Marine Corps Air Station Yuma, Ariz. -- "Ears!" yelled Lance Cpl. Jason A. Leal, a Tactical Exploitation Systems mechanic for Marine Air Control Squadron-1, and also a Drug Education For Youth camp mentor.
"Open!" was the reply from the 30 kids in the DEFY camp June 23 at the fire department training tower here.
DEFY is a leadership-building program that shows small groups of children what kind of fun activities they can participate in without drugs. The youths in this year's DEFY summer camp traveled to Marine Corps Air Station Yuma nearly every day to take part in lectures and athletics.
The camp also taught youths ways to avoid drugs and situations where drug usage might arise. The kids participated in activities such as visiting the local police station to learn what happens to drug addicts and attending a Yuma Scorpions baseball game for good clean fun.
"The kids participate in many different activities," said Beth Ayash, station drug demand reduction coordinator, and also coordinator of the DEFY program. "They go rappelling and canoeing. They learn new activities to help them stay healthy, in shape and drug free."
When the program ends, the children are more likely to take more responsibility for their actions, they will exercise more and they will assume more leadership roles in school and at home, said Ayash.
The camp started at 7 a.m. June 20 and ran until noon June 25. The camp takes 30 youths every year and is open to the children of active and retired military members as well as Department of Defense employees. The children must be between ages 9 and 12.
The kids stay at Yuma Proving Ground while enrolled in the camp. They are instructed in their day-to-day activities by nine mentors, all of whom are current active duty military members, and two junior mentors, who are kids with experience in the DEFY program.
The children wake up every morning with a full day of events lined up for them.
"It's a full day of physical activities; it gives the kids a natural and healthy high," said Ayash.
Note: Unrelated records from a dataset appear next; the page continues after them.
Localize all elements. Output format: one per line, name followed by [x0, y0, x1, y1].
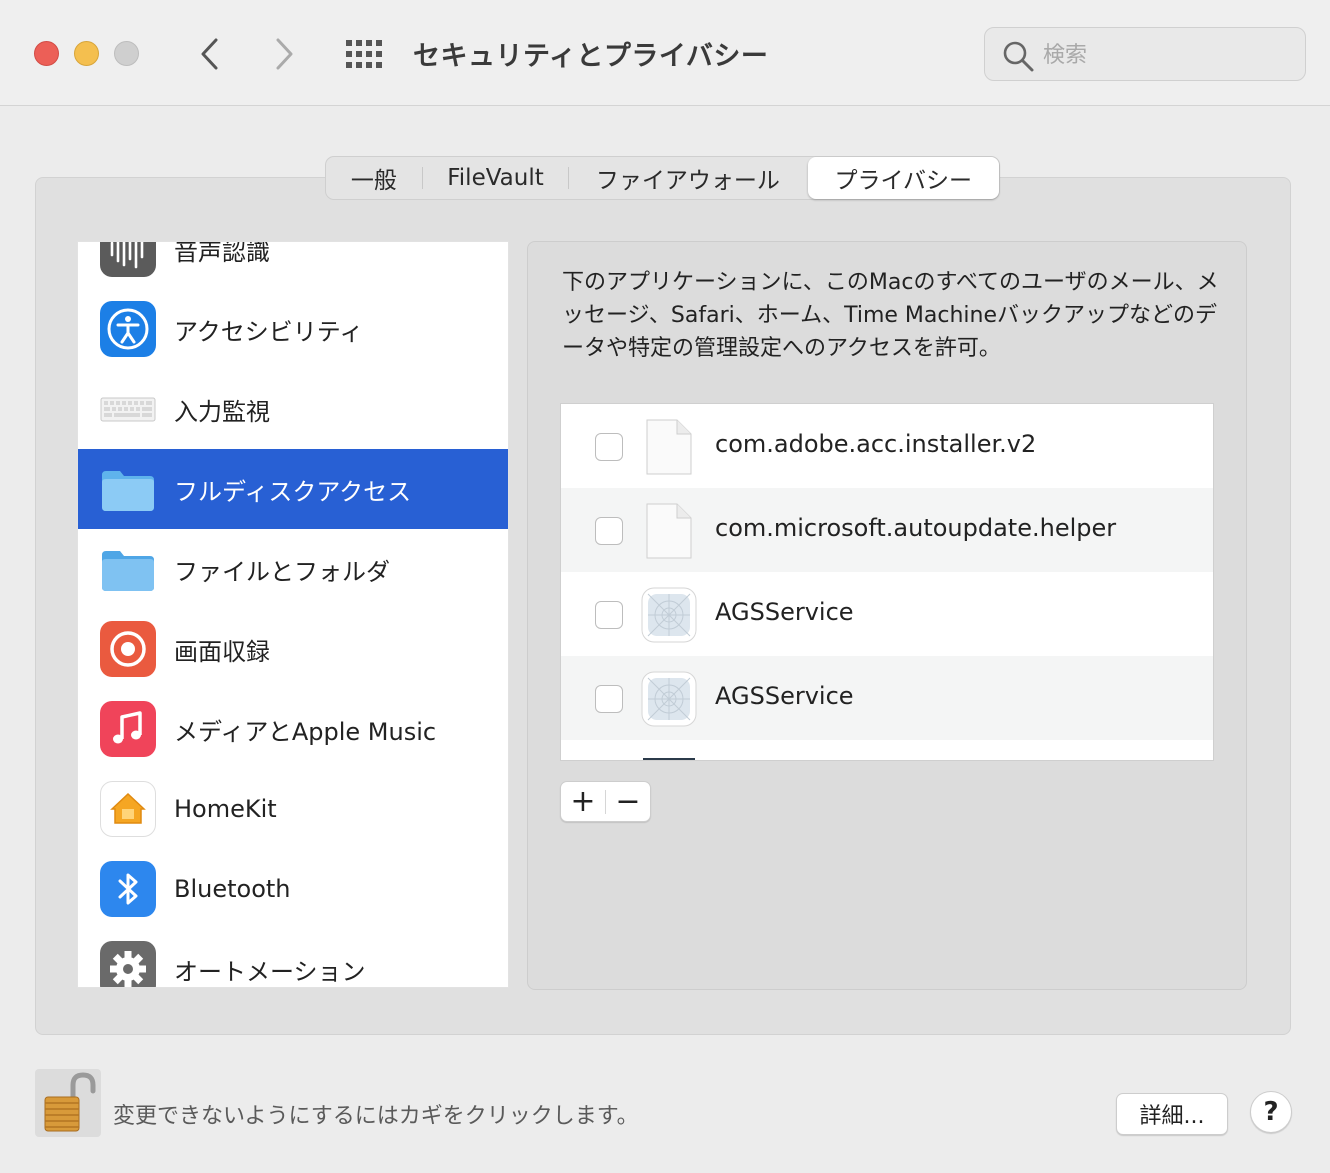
sidebar-item-label: 入力監視 — [174, 397, 270, 426]
document-icon — [646, 503, 692, 559]
sidebar-item-speech-recognition[interactable]: 音声認識 — [78, 241, 508, 289]
screen-record-icon — [100, 621, 156, 677]
app-checkbox[interactable] — [595, 685, 623, 713]
document-icon — [646, 419, 692, 475]
zoom-window-button[interactable] — [114, 41, 139, 66]
grid-icon — [346, 40, 382, 68]
table-row[interactable] — [561, 740, 1213, 760]
gear-icon — [100, 941, 156, 987]
sidebar-item-label: Bluetooth — [174, 875, 291, 903]
sidebar-item-screen-recording[interactable]: 画面収録 — [78, 609, 508, 689]
window-title: セキュリティとプライバシー — [413, 41, 769, 72]
app-name: AGSService — [715, 682, 854, 710]
sidebar-item-label: ファイルとフォルダ — [174, 557, 390, 586]
sidebar-item-label: 音声認識 — [174, 241, 270, 266]
description-text: 下のアプリケーションに、このMacのすべてのユーザのメール、メッセージ、Safa… — [562, 270, 1219, 361]
forward-button[interactable] — [264, 32, 304, 76]
sidebar-item-files-and-folders[interactable]: ファイルとフォルダ — [78, 529, 508, 609]
sidebar-item-label: 画面収録 — [174, 637, 270, 666]
sidebar-item-label: アクセシビリティ — [174, 317, 364, 346]
app-checkbox[interactable] — [595, 601, 623, 629]
app-icon-partial — [643, 758, 695, 760]
search-icon — [1003, 41, 1034, 72]
tab-privacy[interactable]: プライバシー — [807, 157, 1000, 199]
chevron-right-icon — [276, 38, 293, 70]
folder-icon — [102, 471, 154, 511]
sidebar-item-input-monitoring[interactable]: 入力監視 — [78, 369, 508, 449]
add-remove-control: + − — [560, 781, 651, 822]
sidebar-item-label: HomeKit — [174, 795, 277, 823]
tab-firewall[interactable]: ファイアウォール — [569, 158, 806, 198]
table-row[interactable]: com.microsoft.autoupdate.helper — [561, 488, 1213, 572]
app-name: com.microsoft.autoupdate.helper — [715, 514, 1117, 542]
search-box[interactable] — [984, 27, 1306, 81]
sidebar-item-label: メディアとApple Music — [174, 717, 437, 746]
sidebar-item-automation[interactable]: オートメーション — [78, 929, 508, 987]
sidebar-item-accessibility[interactable]: アクセシビリティ — [78, 289, 508, 369]
back-button[interactable] — [190, 32, 230, 76]
privacy-category-list[interactable]: 音声認識 アクセシビリティ 入力監視 フルディスクアクセス ファイルとフォルダ … — [77, 241, 509, 988]
app-name: AGSService — [715, 598, 854, 626]
padlock-open-icon — [35, 1069, 101, 1137]
minimize-window-button[interactable] — [74, 41, 99, 66]
tab-general[interactable]: 一般 — [326, 158, 422, 198]
sidebar-item-label: オートメーション — [174, 957, 366, 986]
search-input[interactable] — [1043, 38, 1293, 72]
add-button[interactable]: + — [561, 782, 605, 821]
app-list[interactable]: com.adobe.acc.installer.v2 com.microsoft… — [560, 403, 1214, 761]
table-row[interactable]: AGSService — [561, 656, 1213, 740]
lock-button[interactable] — [35, 1069, 101, 1137]
app-name: com.adobe.acc.installer.v2 — [715, 430, 1037, 458]
close-window-button[interactable] — [34, 41, 59, 66]
folder-icon — [102, 551, 154, 591]
waveform-icon — [100, 242, 156, 277]
sidebar-item-homekit[interactable]: HomeKit — [78, 769, 508, 849]
app-checkbox[interactable] — [595, 433, 623, 461]
table-row[interactable]: AGSService — [561, 572, 1213, 656]
help-button[interactable]: ? — [1250, 1091, 1292, 1133]
bluetooth-icon — [100, 861, 156, 917]
accessibility-icon — [100, 301, 156, 357]
title-bar: セキュリティとプライバシー — [0, 0, 1330, 106]
remove-button[interactable]: − — [606, 782, 650, 821]
show-all-button[interactable] — [344, 36, 386, 72]
app-placeholder-icon — [641, 671, 697, 727]
app-checkbox[interactable] — [595, 517, 623, 545]
table-row[interactable]: com.adobe.acc.installer.v2 — [561, 404, 1213, 488]
tab-bar: 一般 FileVault ファイアウォール プライバシー — [325, 156, 1000, 200]
sidebar-item-media-apple-music[interactable]: メディアとApple Music — [78, 689, 508, 769]
home-icon — [100, 781, 156, 837]
chevron-left-icon — [201, 38, 218, 70]
sidebar-item-label: フルディスクアクセス — [174, 477, 412, 506]
tab-filevault[interactable]: FileVault — [423, 158, 569, 198]
lock-hint-text: 変更できないようにするにはカギをクリックします。 — [113, 1104, 639, 1129]
sidebar-item-bluetooth[interactable]: Bluetooth — [78, 849, 508, 929]
advanced-button[interactable]: 詳細... — [1116, 1093, 1228, 1135]
app-placeholder-icon — [641, 587, 697, 643]
sidebar-item-full-disk-access[interactable]: フルディスクアクセス — [78, 449, 508, 529]
music-icon — [100, 701, 156, 757]
keyboard-icon — [100, 397, 156, 422]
The kids wake up a 6 a.m., said Leal. They shower and dress, followed by breakfast. After breakfast the kids get a daily class about drugs, taught by one of the mentors. Then the children go to the preplanned activity. Sometimes it's rappelling or canoeing, other times it's a visit to the gym, or some dodgeball, explained Leal. Then it's off to lunch, followed by more activities, and then dinner. Then the kids go back to their huts at YPG for some fun. Leal said they enjoy activities like water balloon fights before showering and changing for bedtime.
The camp is about making the kids comfortable with themselves and not worrying about what other people think. It's designed to build a strong sense of self-confidence.
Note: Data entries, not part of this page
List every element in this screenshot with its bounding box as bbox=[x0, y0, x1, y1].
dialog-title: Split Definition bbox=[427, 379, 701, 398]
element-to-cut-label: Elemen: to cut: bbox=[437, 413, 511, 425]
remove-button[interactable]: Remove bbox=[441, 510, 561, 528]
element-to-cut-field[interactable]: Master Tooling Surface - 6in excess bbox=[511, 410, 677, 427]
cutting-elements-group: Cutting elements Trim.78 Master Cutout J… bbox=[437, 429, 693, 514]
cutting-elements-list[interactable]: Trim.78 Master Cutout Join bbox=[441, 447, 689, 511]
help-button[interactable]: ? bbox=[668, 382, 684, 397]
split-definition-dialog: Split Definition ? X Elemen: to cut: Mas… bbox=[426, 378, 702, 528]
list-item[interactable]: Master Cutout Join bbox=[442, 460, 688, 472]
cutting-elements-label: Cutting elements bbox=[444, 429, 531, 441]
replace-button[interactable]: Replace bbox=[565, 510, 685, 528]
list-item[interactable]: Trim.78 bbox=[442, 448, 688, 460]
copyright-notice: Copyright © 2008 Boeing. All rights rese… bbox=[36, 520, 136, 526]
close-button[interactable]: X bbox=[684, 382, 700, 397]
The rappelling isn't about if they do or don't go down, said Ayash. It's about the kids finding that comfort zone to say they don't want to go.
"We like to help the kids get over their fears and help them make new friends," said Leal. "I'm up there with them when they get ready to rappel down the building; they are all scared. I let them know it's OK to be afraid. It's great when they finally go down the rope because you helped them do it," said Leal. "We also show them the bad side of drugs and teach them to not use them."
"Rappelling is new, and it's a skill I can use forever," said Nathan Counts, one of the 30 kids enrolled this year in the DEFY camp. "We learned a lot of skills to use later when we get older."
"The best part of the program is that it teaches the kids to work as a team and helps them overcome the urge of drugs," said Leal. "DEFY also helps instill moral values to a new generation."